PS 5-54 - Ranch sustainability assessment:  Integrating ecological, social, and economic monitoring information with a business planning process

Monday, August 8, 2011
Exhibit Hall 3, Austin Convention Center
Kristie Maczko, University of Wyoming, Sustainable Rangelands Roundtable, Fort Collins, CO, Stanley F. Hamilton, Idaho Dept. of Lands (retired), Boise, ID, John A. Tanaka, Department of Ecosystem Science and Management, University of Wyoming, Laramie, WY, Cindy Garretson-Weibel, Agribusiness, Wyoming Business Council, Cheyenne, WY, Michael Smith, Department of Renewable Resources, University of Wyoming, Laramie, WY, John E. Mitchell, USDA Forest Service, Rocky Mountain Research Station, Fort Collins, CO, Charles Stanley, USDA-NRCS-Cntsc, USDA Natural Resources Conservation Service, Fort Worth, TX, Gene Fults, USDA Natural Resources Conservation Service, Portland, OR, Doug Powell, Bureau of Land Management (retired), Washington, DC, Chuck Quimby, Rocky Mountain Region, USDA Forest Service, CO, Dick Loper, Wyoming State Grazing Board, Lander, WY, Larry Bryant, Bryant Ranches, Herndon, VA and J.K. "Rooter" Brite Jr., JA Ranch, Bowie, TX


Monitoring condition of soil, water, vegetation, wildlife, livestock production, and associated economics to align rancher’s business plan goals with capability of the ranch’s rangeland resources can improve viability and sustainability of family ranches.  Keeping ranchers on the land impacts well-being of rangeland-dependent communities and supports open space conservation, to the benefit of communities and the land.  With this in mind, the Sustainable Rangelands Roundtable (SRR), the Wyoming Business Council (WBC), Wyoming State Grazing Board (WSGB), University of Wyoming extension, Grazing Lands Conservation Initiative (GLCI), USDA Forest Service Rocky Mountain Research Station, Natural Resources Conservation Service, and several ranchers developed a process to integrate social, ecological and economic ranch monitoring with business planning.  This assessment framework focuses a 17-indicator ranch monitoring framework for ecological, economic and social sustainability. 

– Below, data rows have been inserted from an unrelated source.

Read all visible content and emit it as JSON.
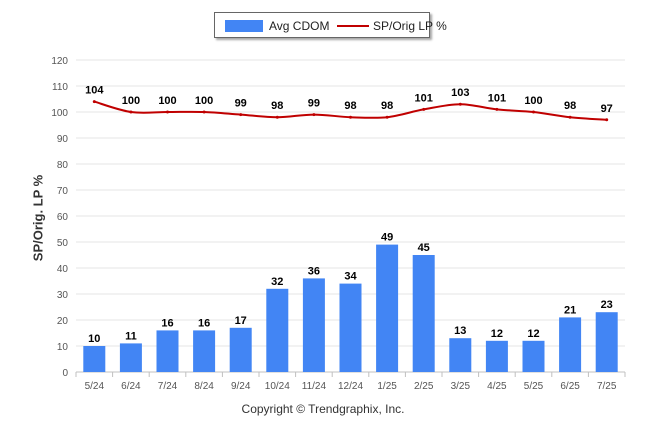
{
  "chart_data": {
    "type": "bar",
    "ylabel": "SP/Orig. LP %",
    "ylim": [
      0,
      120
    ],
    "yticks": [
      0,
      10,
      20,
      30,
      40,
      50,
      60,
      70,
      80,
      90,
      100,
      110,
      120
    ],
    "grid": true,
    "legend_position": "top-center",
    "categories": [
      "5/24",
      "6/24",
      "7/24",
      "8/24",
      "9/24",
      "10/24",
      "11/24",
      "12/24",
      "1/25",
      "2/25",
      "3/25",
      "4/25",
      "5/25",
      "6/25",
      "7/25"
    ],
    "series": [
      {
        "name": "Avg CDOM",
        "type": "bar",
        "color": "#4285f4",
        "values": [
          10,
          11,
          16,
          16,
          17,
          32,
          36,
          34,
          49,
          45,
          13,
          12,
          12,
          21,
          23
        ]
      },
      {
        "name": "SP/Orig LP %",
        "type": "line",
        "color": "#c00000",
        "values": [
          104,
          100,
          100,
          100,
          99,
          98,
          99,
          98,
          98,
          101,
          103,
          101,
          100,
          98,
          97
        ]
      }
    ]
  },
  "legend": {
    "bar_label": "Avg CDOM",
    "line_label": "SP/Orig LP %"
  },
  "copyright": "Copyright © Trendgraphix, Inc."
}
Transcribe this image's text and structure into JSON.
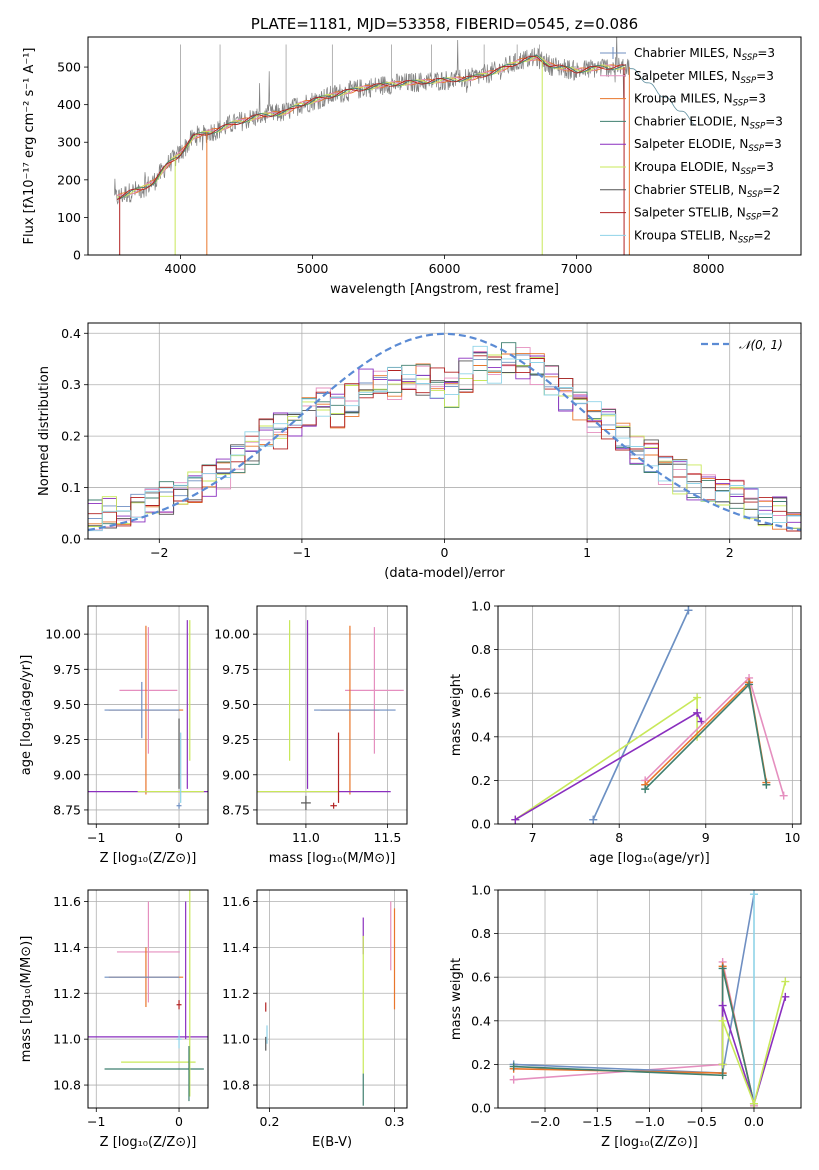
{
  "colors": {
    "chabrier_miles": "#6f8fc2",
    "salpeter_miles": "#e58fbf",
    "kroupa_miles": "#e8762c",
    "chabrier_elodie": "#3f7f6f",
    "salpeter_elodie": "#8a2fbf",
    "kroupa_elodie": "#c8e85a",
    "chabrier_stelib": "#555555",
    "salpeter_stelib": "#b22222",
    "kroupa_stelib": "#8fd3e8",
    "normal": "#5b8bd4",
    "data": "#808080"
  },
  "chart_data": [
    {
      "id": "spectrum",
      "type": "line",
      "title": "PLATE=1181, MJD=53358, FIBERID=0545, z=0.086",
      "xlabel": "wavelength [Angstrom, rest frame]",
      "ylabel": "Flux [fλ10⁻¹⁷ erg cm⁻² s⁻¹ A⁻¹]",
      "xlim": [
        3300,
        8700
      ],
      "ylim": [
        0,
        580
      ],
      "xticks": [
        4000,
        5000,
        6000,
        7000,
        8000
      ],
      "yticks": [
        0,
        100,
        200,
        300,
        400,
        500
      ],
      "continuum": {
        "x": [
          3500,
          3600,
          3700,
          3800,
          3900,
          4000,
          4100,
          4200,
          4300,
          4400,
          4500,
          4600,
          4700,
          4800,
          4900,
          5000,
          5200,
          5400,
          5600,
          5800,
          6000,
          6200,
          6400,
          6600,
          6700,
          6800,
          7000,
          7200,
          7400
        ],
        "y": [
          150,
          165,
          175,
          195,
          240,
          270,
          315,
          325,
          335,
          350,
          360,
          370,
          375,
          380,
          400,
          410,
          430,
          445,
          455,
          460,
          465,
          470,
          490,
          520,
          525,
          505,
          490,
          500,
          500
        ]
      },
      "legend": {
        "placement": "right",
        "entries": [
          {
            "label": "Chabrier MILES, N",
            "sub": "SSP",
            "tail": "=3",
            "color_key": "chabrier_miles"
          },
          {
            "label": "Salpeter MILES, N",
            "sub": "SSP",
            "tail": "=3",
            "color_key": "salpeter_miles"
          },
          {
            "label": "Kroupa MILES, N",
            "sub": "SSP",
            "tail": "=3",
            "color_key": "kroupa_miles"
          },
          {
            "label": "Chabrier ELODIE, N",
            "sub": "SSP",
            "tail": "=3",
            "color_key": "chabrier_elodie"
          },
          {
            "label": "Salpeter ELODIE, N",
            "sub": "SSP",
            "tail": "=3",
            "color_key": "salpeter_elodie"
          },
          {
            "label": "Kroupa ELODIE, N",
            "sub": "SSP",
            "tail": "=3",
            "color_key": "kroupa_elodie"
          },
          {
            "label": "Chabrier STELIB, N",
            "sub": "SSP",
            "tail": "=2",
            "color_key": "chabrier_stelib"
          },
          {
            "label": "Salpeter STELIB, N",
            "sub": "SSP",
            "tail": "=2",
            "color_key": "salpeter_stelib"
          },
          {
            "label": "Kroupa STELIB, N",
            "sub": "SSP",
            "tail": "=2",
            "color_key": "kroupa_stelib"
          }
        ]
      }
    },
    {
      "id": "residuals",
      "type": "line",
      "xlabel": "(data-model)/error",
      "ylabel": "Normed distribution",
      "xlim": [
        -2.5,
        2.5
      ],
      "ylim": [
        0,
        0.42
      ],
      "xticks": [
        -2,
        -1,
        0,
        1,
        2
      ],
      "yticks": [
        0.0,
        0.1,
        0.2,
        0.3,
        0.4
      ],
      "legend": {
        "placement": "top-right",
        "entries": [
          {
            "label": "𝒩(0, 1)",
            "color_key": "normal"
          }
        ]
      },
      "histogram_bins": [
        -2.5,
        -2.4,
        -2.3,
        -2.2,
        -2.1,
        -2.0,
        -1.9,
        -1.8,
        -1.7,
        -1.6,
        -1.5,
        -1.4,
        -1.3,
        -1.2,
        -1.1,
        -1.0,
        -0.9,
        -0.8,
        -0.7,
        -0.6,
        -0.5,
        -0.4,
        -0.3,
        -0.2,
        -0.1,
        0.0,
        0.1,
        0.2,
        0.3,
        0.4,
        0.5,
        0.6,
        0.7,
        0.8,
        0.9,
        1.0,
        1.1,
        1.2,
        1.3,
        1.4,
        1.5,
        1.6,
        1.7,
        1.8,
        1.9,
        2.0,
        2.1,
        2.2,
        2.3,
        2.4,
        2.5
      ],
      "histogram_base": [
        0.045,
        0.05,
        0.055,
        0.06,
        0.07,
        0.08,
        0.09,
        0.1,
        0.11,
        0.13,
        0.16,
        0.18,
        0.2,
        0.21,
        0.23,
        0.24,
        0.26,
        0.25,
        0.27,
        0.3,
        0.31,
        0.3,
        0.32,
        0.31,
        0.3,
        0.29,
        0.32,
        0.34,
        0.33,
        0.35,
        0.34,
        0.33,
        0.31,
        0.28,
        0.26,
        0.24,
        0.22,
        0.2,
        0.18,
        0.16,
        0.13,
        0.12,
        0.11,
        0.1,
        0.09,
        0.08,
        0.07,
        0.06,
        0.05,
        0.045
      ]
    },
    {
      "id": "age_vs_Z",
      "type": "scatter",
      "xlabel": "Z [log₁₀(Z/Z⊙)]",
      "ylabel": "age  [log₁₀(age/yr)]",
      "xlim": [
        -1.1,
        0.35
      ],
      "ylim": [
        8.65,
        10.2
      ],
      "xticks": [
        -1,
        0
      ],
      "yticks": [
        8.75,
        9.0,
        9.25,
        9.5,
        9.75,
        10.0
      ],
      "points": [
        {
          "color_key": "salpeter_miles",
          "x": -0.37,
          "y": 9.6,
          "xerr": 0.35,
          "yerr": 0.45
        },
        {
          "color_key": "kroupa_miles",
          "x": -0.4,
          "y": 9.46,
          "xerr": 0.45,
          "yerr": 0.6
        },
        {
          "color_key": "chabrier_miles",
          "x": -0.45,
          "y": 9.46,
          "xerr": 0.45,
          "yerr": 0.2
        },
        {
          "color_key": "salpeter_elodie",
          "x": 0.1,
          "y": 9.5,
          "xerr": 0.0,
          "yerr": 0.6
        },
        {
          "color_key": "kroupa_elodie",
          "x": 0.13,
          "y": 9.6,
          "xerr": 0.0,
          "yerr": 0.5
        },
        {
          "color_key": "salpeter_elodie",
          "x": -0.05,
          "y": 8.88,
          "xerr": 1.05,
          "yerr": 0.0
        },
        {
          "color_key": "kroupa_elodie",
          "x": -0.1,
          "y": 8.88,
          "xerr": 0.4,
          "yerr": 0.0
        },
        {
          "color_key": "chabrier_stelib",
          "x": 0.0,
          "y": 9.15,
          "xerr": 0.0,
          "yerr": 0.25
        },
        {
          "color_key": "kroupa_stelib",
          "x": 0.02,
          "y": 9.05,
          "xerr": 0.0,
          "yerr": 0.25
        },
        {
          "color_key": "chabrier_miles",
          "x": 0.0,
          "y": 8.78,
          "xerr": 0.03,
          "yerr": 0.0
        }
      ]
    },
    {
      "id": "age_vs_mass",
      "type": "scatter",
      "xlabel": "mass [log₁₀(M/M⊙)]",
      "ylabel": "",
      "xlim": [
        10.7,
        11.62
      ],
      "ylim": [
        8.65,
        10.2
      ],
      "xticks": [
        11.0,
        11.5
      ],
      "yticks": [
        8.75,
        9.0,
        9.25,
        9.5,
        9.75,
        10.0
      ],
      "points": [
        {
          "color_key": "salpeter_miles",
          "x": 11.42,
          "y": 9.6,
          "xerr": 0.18,
          "yerr": 0.45
        },
        {
          "color_key": "kroupa_miles",
          "x": 11.27,
          "y": 9.46,
          "xerr": 0.18,
          "yerr": 0.6
        },
        {
          "color_key": "chabrier_miles",
          "x": 11.3,
          "y": 9.46,
          "xerr": 0.25,
          "yerr": 0.0
        },
        {
          "color_key": "salpeter_elodie",
          "x": 11.01,
          "y": 9.5,
          "xerr": 0.0,
          "yerr": 0.6
        },
        {
          "color_key": "kroupa_elodie",
          "x": 10.9,
          "y": 9.6,
          "xerr": 0.0,
          "yerr": 0.5
        },
        {
          "color_key": "salpeter_elodie",
          "x": 11.1,
          "y": 8.88,
          "xerr": 0.42,
          "yerr": 0.0
        },
        {
          "color_key": "kroupa_elodie",
          "x": 10.95,
          "y": 8.88,
          "xerr": 0.25,
          "yerr": 0.0
        },
        {
          "color_key": "chabrier_stelib",
          "x": 11.0,
          "y": 8.8,
          "xerr": 0.03,
          "yerr": 0.05
        },
        {
          "color_key": "salpeter_stelib",
          "x": 11.2,
          "y": 9.05,
          "xerr": 0.0,
          "yerr": 0.25
        },
        {
          "color_key": "salpeter_stelib",
          "x": 11.17,
          "y": 8.78,
          "xerr": 0.02,
          "yerr": 0.0
        }
      ]
    },
    {
      "id": "weight_vs_age",
      "type": "line",
      "xlabel": "age  [log₁₀(age/yr)]",
      "ylabel": "mass weight",
      "xlim": [
        6.6,
        10.1
      ],
      "ylim": [
        0,
        1.0
      ],
      "xticks": [
        7,
        8,
        9,
        10
      ],
      "yticks": [
        0.0,
        0.2,
        0.4,
        0.6,
        0.8,
        1.0
      ],
      "series": [
        {
          "color_key": "kroupa_stelib",
          "x": [
            7.7,
            8.8
          ],
          "y": [
            0.02,
            0.98
          ]
        },
        {
          "color_key": "chabrier_miles",
          "x": [
            7.7,
            8.8
          ],
          "y": [
            0.02,
            0.98
          ]
        },
        {
          "color_key": "kroupa_elodie",
          "x": [
            6.8,
            8.9,
            8.9
          ],
          "y": [
            0.02,
            0.58,
            0.4
          ]
        },
        {
          "color_key": "salpeter_elodie",
          "x": [
            6.8,
            8.9,
            8.95
          ],
          "y": [
            0.02,
            0.51,
            0.47
          ]
        },
        {
          "color_key": "salpeter_miles",
          "x": [
            8.3,
            9.5,
            9.9
          ],
          "y": [
            0.2,
            0.67,
            0.13
          ]
        },
        {
          "color_key": "kroupa_miles",
          "x": [
            8.3,
            9.5,
            9.7
          ],
          "y": [
            0.18,
            0.65,
            0.19
          ]
        },
        {
          "color_key": "chabrier_elodie",
          "x": [
            8.3,
            9.5,
            9.7
          ],
          "y": [
            0.16,
            0.64,
            0.18
          ]
        }
      ]
    },
    {
      "id": "mass_vs_Z",
      "type": "scatter",
      "xlabel": "Z [log₁₀(Z/Z⊙)]",
      "ylabel": "mass [log₁₀(M/M⊙)]",
      "xlim": [
        -1.1,
        0.35
      ],
      "ylim": [
        10.7,
        11.65
      ],
      "xticks": [
        -1,
        0
      ],
      "yticks": [
        10.8,
        11.0,
        11.2,
        11.4,
        11.6
      ],
      "points": [
        {
          "color_key": "salpeter_miles",
          "x": -0.37,
          "y": 11.38,
          "xerr": 0.38,
          "yerr": 0.22
        },
        {
          "color_key": "kroupa_miles",
          "x": -0.4,
          "y": 11.27,
          "xerr": 0.45,
          "yerr": 0.13
        },
        {
          "color_key": "chabrier_miles",
          "x": -0.45,
          "y": 11.27,
          "xerr": 0.45,
          "yerr": 0.0
        },
        {
          "color_key": "salpeter_elodie",
          "x": -0.05,
          "y": 11.01,
          "xerr": 1.05,
          "yerr": 0.0
        },
        {
          "color_key": "kroupa_elodie",
          "x": -0.25,
          "y": 10.9,
          "xerr": 0.45,
          "yerr": 0.0
        },
        {
          "color_key": "chabrier_elodie",
          "x": -0.3,
          "y": 10.87,
          "xerr": 0.6,
          "yerr": 0.0
        },
        {
          "color_key": "kroupa_elodie",
          "x": 0.13,
          "y": 11.2,
          "xerr": 0.0,
          "yerr": 0.45
        },
        {
          "color_key": "salpeter_elodie",
          "x": 0.08,
          "y": 11.3,
          "xerr": 0.0,
          "yerr": 0.3
        },
        {
          "color_key": "chabrier_elodie",
          "x": 0.12,
          "y": 10.85,
          "xerr": 0.0,
          "yerr": 0.12
        },
        {
          "color_key": "salpeter_stelib",
          "x": 0.0,
          "y": 11.15,
          "xerr": 0.03,
          "yerr": 0.02
        },
        {
          "color_key": "kroupa_stelib",
          "x": 0.0,
          "y": 11.0,
          "xerr": 0.03,
          "yerr": 0.04
        }
      ]
    },
    {
      "id": "mass_vs_ebv",
      "type": "scatter",
      "xlabel": "E(B-V)",
      "ylabel": "",
      "xlim": [
        0.19,
        0.31
      ],
      "ylim": [
        10.7,
        11.65
      ],
      "xticks": [
        0.2,
        0.3
      ],
      "yticks": [
        10.8,
        11.0,
        11.2,
        11.4,
        11.6
      ],
      "points": [
        {
          "color_key": "salpeter_miles",
          "x": 0.297,
          "y": 11.45,
          "xerr": 0.0,
          "yerr": 0.15
        },
        {
          "color_key": "kroupa_miles",
          "x": 0.3,
          "y": 11.35,
          "xerr": 0.0,
          "yerr": 0.22
        },
        {
          "color_key": "salpeter_elodie",
          "x": 0.275,
          "y": 11.45,
          "xerr": 0.0,
          "yerr": 0.08
        },
        {
          "color_key": "kroupa_elodie",
          "x": 0.275,
          "y": 11.15,
          "xerr": 0.0,
          "yerr": 0.3
        },
        {
          "color_key": "chabrier_elodie",
          "x": 0.275,
          "y": 10.78,
          "xerr": 0.0,
          "yerr": 0.07
        },
        {
          "color_key": "salpeter_stelib",
          "x": 0.197,
          "y": 11.14,
          "xerr": 0.0,
          "yerr": 0.02
        },
        {
          "color_key": "chabrier_stelib",
          "x": 0.197,
          "y": 10.98,
          "xerr": 0.0,
          "yerr": 0.03
        },
        {
          "color_key": "kroupa_stelib",
          "x": 0.198,
          "y": 11.02,
          "xerr": 0.0,
          "yerr": 0.04
        }
      ]
    },
    {
      "id": "weight_vs_Z",
      "type": "line",
      "xlabel": "Z [log₁₀(Z/Z⊙)]",
      "ylabel": "mass weight",
      "xlim": [
        -2.45,
        0.45
      ],
      "ylim": [
        0,
        1.0
      ],
      "xticks": [
        -2.0,
        -1.5,
        -1.0,
        -0.5,
        0.0
      ],
      "yticks": [
        0.0,
        0.2,
        0.4,
        0.6,
        0.8,
        1.0
      ],
      "series": [
        {
          "color_key": "salpeter_miles",
          "x": [
            -2.3,
            -0.3,
            -0.3,
            0.0
          ],
          "y": [
            0.13,
            0.2,
            0.67,
            0.01
          ]
        },
        {
          "color_key": "chabrier_miles",
          "x": [
            -2.3,
            -0.3,
            0.0
          ],
          "y": [
            0.2,
            0.16,
            0.98
          ]
        },
        {
          "color_key": "kroupa_miles",
          "x": [
            -2.3,
            -0.3,
            -0.3,
            0.0
          ],
          "y": [
            0.18,
            0.16,
            0.65,
            0.02
          ]
        },
        {
          "color_key": "chabrier_elodie",
          "x": [
            -2.3,
            -0.3,
            -0.3,
            0.0
          ],
          "y": [
            0.19,
            0.15,
            0.64,
            0.02
          ]
        },
        {
          "color_key": "kroupa_stelib",
          "x": [
            0.0,
            0.0
          ],
          "y": [
            0.02,
            0.98
          ]
        },
        {
          "color_key": "salpeter_elodie",
          "x": [
            -0.3,
            -0.3,
            0.0,
            0.3
          ],
          "y": [
            0.2,
            0.47,
            0.02,
            0.51
          ]
        },
        {
          "color_key": "kroupa_elodie",
          "x": [
            -0.3,
            -0.3,
            0.0,
            0.3
          ],
          "y": [
            0.2,
            0.4,
            0.02,
            0.58
          ]
        }
      ]
    }
  ]
}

Indicators are attributes that can be directly measured and assessed to detect changes and trends.  SRR ranch assessment indicators address: soil stability and bare ground; availability of surface water and water volume; species composition of plant communities, invasive species, fire, and riparian areas; wildlife populations, domestic meat produced and harvestable material production; profit from livestock production and each product produced, as well as visitor use information for applicable recreational enterprises; technical assistance and continuing education received, and protection of special values.  


The SRR ranch sustainability assessment framework has been reviewed by land management agency personnel, university extension specialists, producer groups, and environmental groups through a series of symposia and workshops.  The process is featured in a sustainable ranch management guidebook available online at

This ranch assessment framework emphasizes use of ranch monitoring to inform goals elaborated in ranchers’ business plans and conservation plans.  University of Wyoming, GLCI and WSGB staffs are working with ranchers to implement ecological ranch sustainability monitoring using the 17 SRR ranch assessment indicators.  The WBC provides ranchers with a detailed guide to developing a ranch business plan and also works with ranchers to help with creation of a formal business plan for their ranch.  The SRR process for evaluation of rangeland ecosystem services as alternative income streams for operation diversification has also been incorporated into the ranch sustainability assessment process.  While ranchers have successfully implemented monitoring and planning advocated by this framework, the most informative results will become available in the long term as trends in ecological, social, and economic elements of ranch sustainability become evident.